A letter to Amy Winehouse

By Frank De Blase on December 7, 2007

Dear Amy,

Last night I fell in love. I knew I liked you the minute I laid eyes on you; those switchblade stilettos, that skyscraping beehive, that Tura Satana makeup and trashy swagger. But it's when I heard you sing that I came all unglued. Simultaneously confused and elated, I knew we were meant to be.

The ragged soul in your voice goes through me, leaving me flushed with a low-grade fever and high-grade lust. Your music is a soundtrack to daydreams where I'm better looking, better dressed, and a girl like you actually laughs at my jokes.

I avoided taking the plunge into your music because, well, I've been hurt before. A red hot mama would croon a tune, pique my interest, and ultimately let me down, the majority of her material dumbed-down and tarted-up for the gringos. The same gringos that feast on your flesh as you go through the downside associated with living a high life.

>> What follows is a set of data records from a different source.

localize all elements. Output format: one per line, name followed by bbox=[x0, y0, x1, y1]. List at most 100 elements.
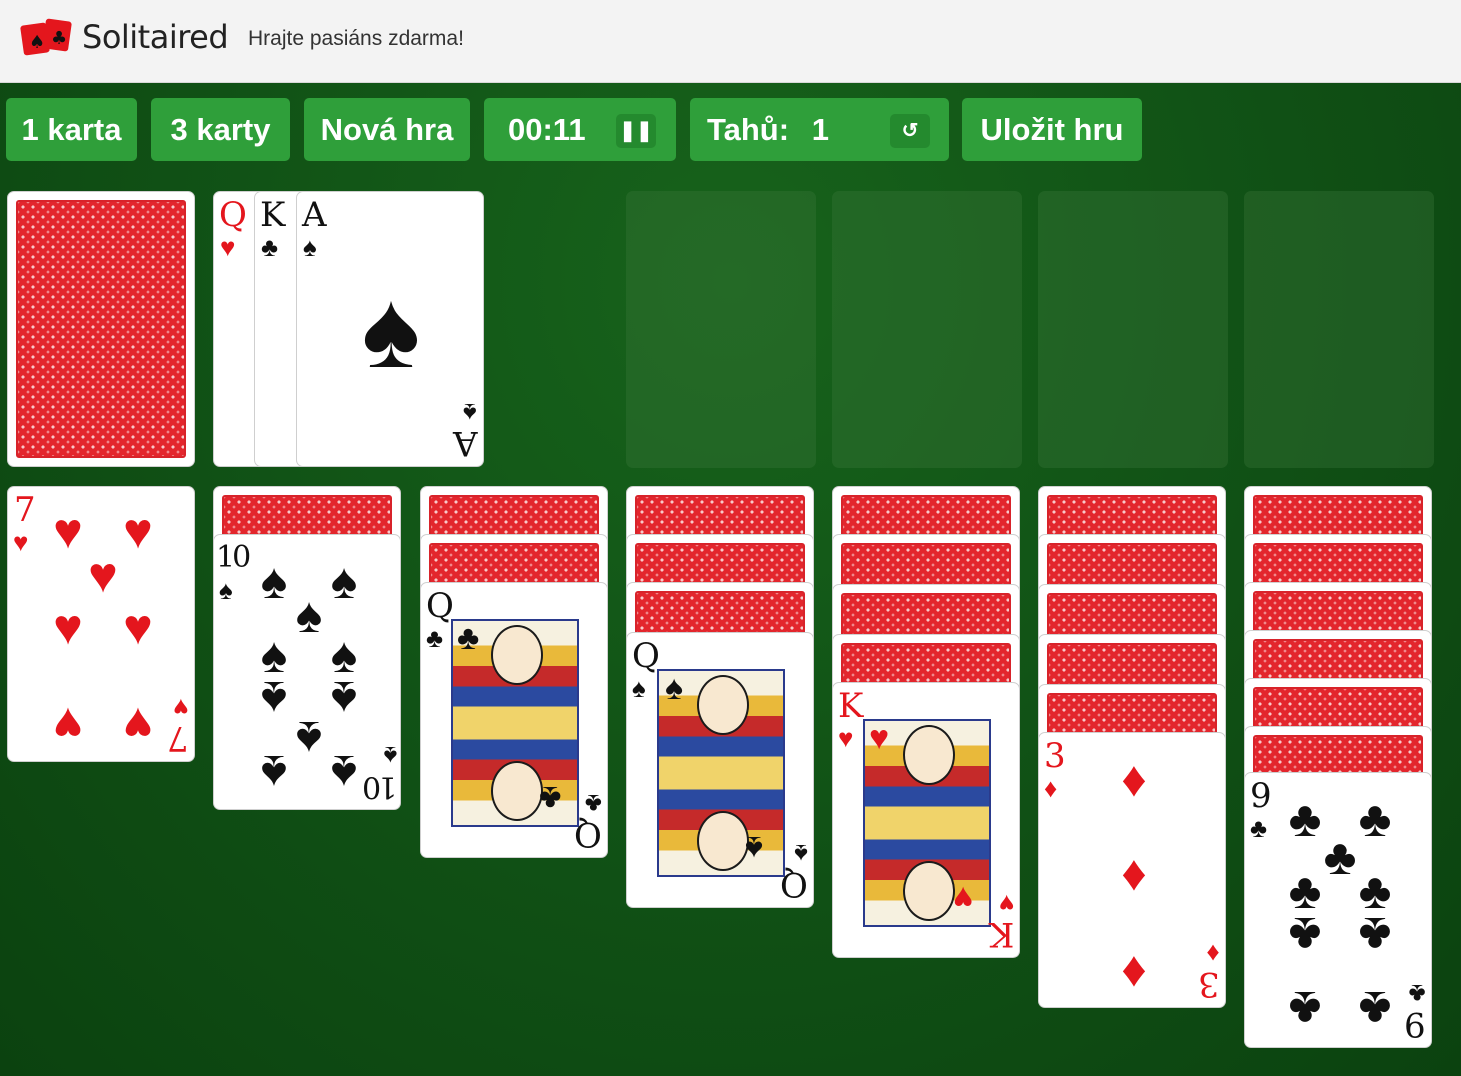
card-rank: 10 bbox=[364, 769, 397, 804]
card-suit: ♠ bbox=[219, 575, 233, 605]
svg-text:♣: ♣ bbox=[51, 28, 67, 49]
club-icon: ♣ bbox=[1288, 791, 1322, 847]
heart-icon: ♥ bbox=[53, 697, 83, 753]
card-suit: ♥ bbox=[220, 232, 236, 262]
card-suit: ♣ bbox=[584, 789, 602, 819]
spade-icon: ♠ bbox=[330, 745, 358, 801]
moves-count: 1 bbox=[811, 112, 829, 147]
spade-icon: ♠ bbox=[330, 671, 358, 727]
spade-icon: ♠ bbox=[330, 553, 358, 609]
card-rank: 3 bbox=[1044, 736, 1066, 776]
card-rank: 9 bbox=[1404, 1004, 1426, 1044]
club-icon: ♣ bbox=[1288, 981, 1322, 1037]
save-game-button[interactable]: Uložit hru bbox=[962, 98, 1142, 161]
playing-cards-logo[interactable]: ♠ ♣ bbox=[20, 18, 74, 56]
card-corner-bottom: 3 ♦ bbox=[1198, 939, 1220, 1004]
tableau-card-10-spades[interactable]: 10 ♠ ♠ ♠ ♠ ♠ ♠ ♠ ♠ ♠ ♠ ♠ 10 ♠ bbox=[213, 534, 401, 810]
card-corner-bottom: 9 ♣ bbox=[1404, 979, 1426, 1044]
card-suit: ♥ bbox=[173, 693, 189, 723]
card-suit: ♥ bbox=[838, 723, 854, 753]
card-suit: ♦ bbox=[1044, 773, 1058, 803]
game-table: 1 karta 3 karty Nová hra 00:11 ❚❚ Tahů: … bbox=[0, 83, 1461, 1076]
tableau-card-3-diamonds[interactable]: 3 ♦ ♦ ♦ ♦ 3 ♦ bbox=[1038, 732, 1226, 1008]
card-suit: ♥ bbox=[13, 527, 29, 557]
foundation-slot[interactable] bbox=[1038, 191, 1228, 468]
card-rank: Q bbox=[574, 814, 602, 854]
club-icon: ♣ bbox=[1358, 791, 1392, 847]
spade-icon: ♠ bbox=[260, 671, 288, 727]
card-rank: 10 bbox=[216, 540, 251, 575]
card-suit: ♣ bbox=[261, 232, 279, 262]
card-suit: ♠ bbox=[383, 741, 397, 771]
card-rank: 7 bbox=[14, 490, 36, 530]
three-cards-button[interactable]: 3 karty bbox=[151, 98, 290, 161]
tableau-card-queen-spades[interactable]: Q ♠ ♠ ♠ Q ♠ bbox=[626, 632, 814, 908]
tableau-card-9-clubs[interactable]: 9 ♣ ♣ ♣ ♣ ♣ ♣ ♣ ♣ ♣ ♣ 9 ♣ bbox=[1244, 772, 1432, 1048]
new-game-label: Nová hra bbox=[320, 112, 454, 147]
heart-icon: ♥ bbox=[123, 697, 153, 753]
spade-icon: ♠ bbox=[665, 669, 684, 707]
card-rank: Q bbox=[219, 195, 247, 235]
tableau-card-7-hearts[interactable]: 7 ♥ ♥ ♥ ♥ ♥ ♥ ♥ ♥ 7 ♥ bbox=[7, 486, 195, 762]
new-game-button[interactable]: Nová hra bbox=[304, 98, 470, 161]
card-rank: 9 bbox=[1250, 776, 1272, 816]
card-rank: A bbox=[453, 423, 478, 463]
card-rank: 3 bbox=[1198, 964, 1220, 1004]
card-suit: ♥ bbox=[998, 889, 1014, 919]
heart-icon: ♥ bbox=[53, 503, 83, 559]
card-rank: K bbox=[988, 914, 1014, 954]
club-icon: ♣ bbox=[1288, 907, 1322, 963]
foundation-slot[interactable] bbox=[626, 191, 816, 468]
brand-name[interactable]: Solitaired bbox=[82, 18, 229, 56]
card-suit: ♣ bbox=[1250, 813, 1268, 843]
moves-box: Tahů: 1 ↺ bbox=[690, 98, 949, 161]
tableau-card-queen-clubs[interactable]: Q ♣ ♣ ♣ Q ♣ bbox=[420, 582, 608, 858]
card-corner-bottom: Q ♣ bbox=[574, 789, 602, 854]
spade-icon: ♠ bbox=[260, 745, 288, 801]
undo-icon[interactable]: ↺ bbox=[890, 114, 930, 148]
club-icon: ♣ bbox=[1323, 829, 1357, 885]
spade-icon: ♠ bbox=[260, 553, 288, 609]
one-card-label: 1 karta bbox=[21, 112, 122, 147]
card-suit: ♠ bbox=[463, 398, 477, 428]
card-rank: 7 bbox=[167, 718, 189, 758]
spade-icon: ♠ bbox=[295, 587, 323, 643]
save-game-label: Uložit hru bbox=[980, 112, 1124, 147]
heart-icon: ♥ bbox=[53, 599, 83, 655]
card-suit: ♣ bbox=[1408, 979, 1426, 1009]
card-corner-bottom: A ♠ bbox=[453, 398, 478, 463]
card-corner-bottom: K ♥ bbox=[988, 889, 1014, 954]
club-icon: ♣ bbox=[1358, 981, 1392, 1037]
card-rank: Q bbox=[426, 586, 454, 626]
heart-icon: ♥ bbox=[123, 503, 153, 559]
spade-icon: ♠ bbox=[295, 711, 323, 767]
club-icon: ♣ bbox=[539, 779, 562, 817]
card-corner-bottom: 7 ♥ bbox=[167, 693, 189, 758]
waste-card-ace-spades[interactable]: A ♠ ♠ A ♠ bbox=[296, 191, 484, 467]
moves-label: Tahů: bbox=[707, 112, 790, 147]
tableau-card-king-hearts[interactable]: K ♥ ♥ ♥ K ♥ bbox=[832, 682, 1020, 958]
diamond-icon: ♦ bbox=[1121, 941, 1147, 997]
card-rank: Q bbox=[780, 864, 808, 904]
card-rank: K bbox=[260, 195, 286, 235]
stock-pile[interactable] bbox=[7, 191, 195, 467]
one-card-button[interactable]: 1 karta bbox=[6, 98, 137, 161]
foundation-slot[interactable] bbox=[1244, 191, 1434, 468]
heart-icon: ♥ bbox=[123, 599, 153, 655]
timer-value: 00:11 bbox=[508, 112, 586, 147]
card-rank: Q bbox=[632, 636, 660, 676]
spade-icon: ♠ bbox=[745, 829, 764, 867]
card-suit: ♠ bbox=[794, 839, 808, 869]
card-suit: ♠ bbox=[632, 673, 646, 703]
card-corner-bottom: Q ♠ bbox=[780, 839, 808, 904]
three-cards-label: 3 karty bbox=[170, 112, 271, 147]
heart-icon: ♥ bbox=[869, 719, 890, 757]
heart-icon: ♥ bbox=[88, 547, 118, 603]
pause-icon[interactable]: ❚❚ bbox=[616, 114, 656, 148]
card-suit: ♣ bbox=[426, 623, 444, 653]
card-suit: ♦ bbox=[1206, 939, 1220, 969]
club-icon: ♣ bbox=[457, 619, 480, 657]
foundation-slot[interactable] bbox=[832, 191, 1022, 468]
card-rank: K bbox=[838, 686, 864, 726]
card-rank: A bbox=[302, 195, 327, 235]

Amy, I never bought into pop or tabloid culture. It all makes my trigger finger itchy. I can see who you are without the paparazzi peeking up your skirt, or those that delight in your agony. I've listened to your music and your voice and assure you none of these self-righteous assholes are worthy to walk an inch in your fuck-me pumps.

I can't really offer you much, darling. Hell, I'm married. But I'm a good listener.